Dependencies causes CVEs in your execution path

[CleWang]

I found your project uses some dependencies with CVEs and the buggy methods of the CVEs are in the program execution path of your project. To prevent potential risk it may cause, I have suggested some version updates. The following is a detailed content.

• Vulnerable Dependency: io.netty : netty : 3.3.1.Final

• Call Chain to Buggy Methods:

  • Some files in your project call the library method org.jboss.netty.handler.codec.http.CookieDecoder.decode(java.lang.String), which can reach the buggy method of CVE-2015-2156.

    • Files in your project:
      Frameworks/WOAdaptors/ERWOAdaptor/Sources/er/woadaptor/ERWOAdaptorUtilities.java
    • One of the possible call chain:

    org.jboss.netty.handler.codec.http.CookieDecoder.decode(java.lang.String)
    org.jboss.netty.handler.codec.http.Cookie.setMaxAge(int) [buggy method]
    

  • Some files in your project call the library method org.jboss.netty.handler.codec.http.CookieEncoder.encode(), which can reach the buggy method of CVE-2015-2156.

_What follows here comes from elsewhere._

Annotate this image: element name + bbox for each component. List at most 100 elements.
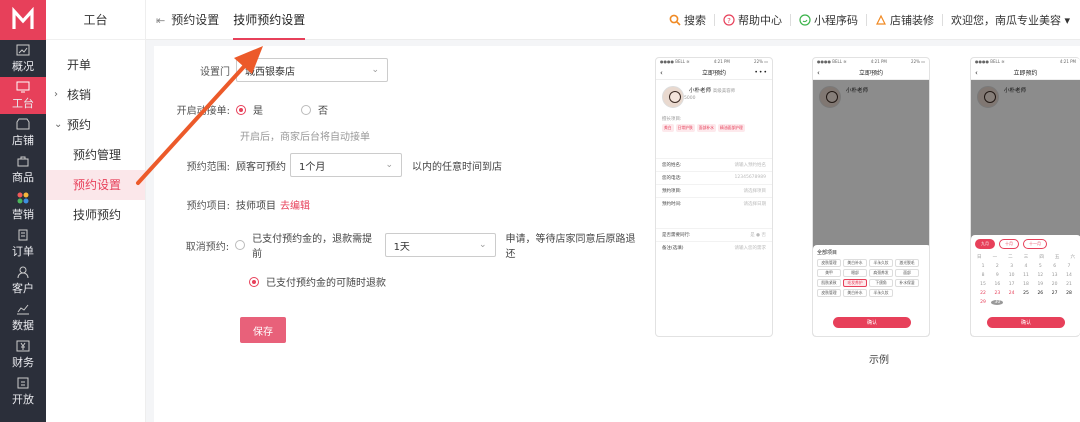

    • Files in your project:
      Frameworks/WOAdaptors/ERWOAdaptor/Sources/com/webobjects/appserver/WOResponseWrapper.java
    • One of the possible call chain:

    org.jboss.netty.handler.codec.http.CookieEncoder.encode()
    org.jboss.netty.handler.codec.http.CookieEncoder.encodeServerSide()
    org.jboss.netty.handler.codec.http.Cookie.getMaxAge() [buggy method]
    

• Update suggestion: version 3.9.9.Final
  3.9.9.Final is a safe version without CVEs. From 3.3.1.Final to 3.9.9.Final, 6 of the APIs (called by 7 times in your project) were modified.